40 ans à Jérusalem, petite histoire de la critique biblique
Entré chez les Dominicains en 1967, Étienne Nodet étudie et enseigne depuis 40 ans à l’École biblique et archéologique de Jérusalem où il est un spécialiste reconnu de l’histoire du christianisme et du judaïsme. Il nous présente un aperçu des méthodes de la critique biblique, qui ici est liée à la possibilité d’exécuter des fouilles archéologiques. Mais les travaux avancent lentement, entre des textes parfois incohérents, une archéologie qui illustre mais ne démontre rien, des sous-produits sur les cultures anciennes qu’il faut aussi exploiter.
La critique biblique a commencé chez les rabbins. En général peu sensibles aux questions proprement historiques, ils ont toujours su tirer parti des tensions et des illogismes pour en extraire des significations nouvelles.

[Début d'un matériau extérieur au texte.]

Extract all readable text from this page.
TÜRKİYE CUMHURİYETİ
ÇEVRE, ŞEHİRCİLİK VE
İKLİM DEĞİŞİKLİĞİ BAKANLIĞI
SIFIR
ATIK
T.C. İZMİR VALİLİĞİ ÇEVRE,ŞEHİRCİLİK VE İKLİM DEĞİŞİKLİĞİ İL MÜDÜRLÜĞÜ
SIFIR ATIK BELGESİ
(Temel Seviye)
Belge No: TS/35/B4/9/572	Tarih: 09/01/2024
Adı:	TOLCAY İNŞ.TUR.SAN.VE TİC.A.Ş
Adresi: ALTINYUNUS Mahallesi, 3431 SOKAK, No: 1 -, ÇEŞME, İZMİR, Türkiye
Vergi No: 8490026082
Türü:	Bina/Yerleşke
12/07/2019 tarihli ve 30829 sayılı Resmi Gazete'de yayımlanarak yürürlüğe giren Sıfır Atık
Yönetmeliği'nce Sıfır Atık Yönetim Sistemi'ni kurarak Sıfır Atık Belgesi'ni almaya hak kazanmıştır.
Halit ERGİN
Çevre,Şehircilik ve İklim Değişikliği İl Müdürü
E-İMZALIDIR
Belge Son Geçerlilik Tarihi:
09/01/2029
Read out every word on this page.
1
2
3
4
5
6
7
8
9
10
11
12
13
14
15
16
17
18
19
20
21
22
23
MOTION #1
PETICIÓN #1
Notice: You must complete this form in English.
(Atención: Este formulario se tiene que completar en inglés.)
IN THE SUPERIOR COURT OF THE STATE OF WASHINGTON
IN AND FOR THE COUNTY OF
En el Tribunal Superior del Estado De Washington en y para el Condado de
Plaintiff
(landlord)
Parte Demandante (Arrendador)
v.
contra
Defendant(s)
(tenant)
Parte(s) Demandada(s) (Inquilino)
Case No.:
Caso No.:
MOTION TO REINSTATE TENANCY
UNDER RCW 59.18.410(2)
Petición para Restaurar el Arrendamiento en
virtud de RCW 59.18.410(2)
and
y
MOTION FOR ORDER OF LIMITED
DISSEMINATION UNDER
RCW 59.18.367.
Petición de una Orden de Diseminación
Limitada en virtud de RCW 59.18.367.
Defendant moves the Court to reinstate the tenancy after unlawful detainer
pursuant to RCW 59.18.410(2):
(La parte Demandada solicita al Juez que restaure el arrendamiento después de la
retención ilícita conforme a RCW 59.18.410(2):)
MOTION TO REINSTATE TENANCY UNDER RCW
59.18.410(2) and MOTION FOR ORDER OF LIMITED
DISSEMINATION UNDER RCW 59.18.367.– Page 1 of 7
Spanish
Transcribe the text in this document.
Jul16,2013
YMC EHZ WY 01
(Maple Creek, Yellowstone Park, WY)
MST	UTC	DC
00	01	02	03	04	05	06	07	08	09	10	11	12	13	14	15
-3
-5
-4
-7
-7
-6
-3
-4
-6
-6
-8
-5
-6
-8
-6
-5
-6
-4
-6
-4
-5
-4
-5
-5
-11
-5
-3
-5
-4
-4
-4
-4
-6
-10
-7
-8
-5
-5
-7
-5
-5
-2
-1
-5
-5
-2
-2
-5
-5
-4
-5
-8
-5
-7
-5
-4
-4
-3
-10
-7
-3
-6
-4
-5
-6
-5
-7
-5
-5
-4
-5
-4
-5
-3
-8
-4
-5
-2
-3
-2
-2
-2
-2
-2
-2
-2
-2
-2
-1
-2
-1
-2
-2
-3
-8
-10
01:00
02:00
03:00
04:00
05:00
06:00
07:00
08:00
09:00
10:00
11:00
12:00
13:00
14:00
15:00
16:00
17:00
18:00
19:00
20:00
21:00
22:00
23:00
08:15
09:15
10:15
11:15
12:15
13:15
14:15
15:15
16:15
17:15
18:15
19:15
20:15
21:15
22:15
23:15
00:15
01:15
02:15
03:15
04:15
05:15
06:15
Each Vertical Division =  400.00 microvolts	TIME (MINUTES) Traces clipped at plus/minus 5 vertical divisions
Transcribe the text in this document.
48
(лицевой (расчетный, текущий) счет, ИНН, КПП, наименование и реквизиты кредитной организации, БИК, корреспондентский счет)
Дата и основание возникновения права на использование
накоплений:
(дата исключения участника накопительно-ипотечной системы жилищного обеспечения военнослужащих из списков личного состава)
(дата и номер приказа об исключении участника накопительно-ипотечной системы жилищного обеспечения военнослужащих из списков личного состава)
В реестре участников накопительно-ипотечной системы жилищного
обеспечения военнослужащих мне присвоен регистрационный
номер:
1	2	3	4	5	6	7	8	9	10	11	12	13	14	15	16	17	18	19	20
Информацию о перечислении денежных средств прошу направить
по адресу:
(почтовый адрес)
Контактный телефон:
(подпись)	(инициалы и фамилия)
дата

Cependant au Moyen Âge, Abraham Ibn Ezra (1092−1167) conclut discrètement que Moïse n’avait pu écrire tout le Pentateuque, et en particulier le récit de sa propre mort.
“ La Bible donne facilement prise à la critique rationnelle ”
Plus tard, Richard Simon (1638- 1712) conclut de même, mais moins prudent qu’Ibn Ezra, et il dut s’exiler.
Entre-temps Copernic, un moine polonais, avait montré en 1543 que la Terre n’était pas le centre du monde, mais bien le Soleil. Il écrivait en latin, et il intéressa même des cardinaux, puis Galilée affirma de même que l ’homme n’était pas le centre de la création, mais il le dit bruyamment, et fut condamné comme contrevenant à la cosmologie biblique.
Tout cela restait malgré tout assez marginal et n’atteignait guère le grand public.
LA CRITIQUE POSITIVISTE
Au XIXe siècle, les journaux prirent le relais, car avec les progrès des sciences et des techniques se développait en Europe une mentalité positiviste, dont l’axiome était : « N’est vrai que ce qui est exact. »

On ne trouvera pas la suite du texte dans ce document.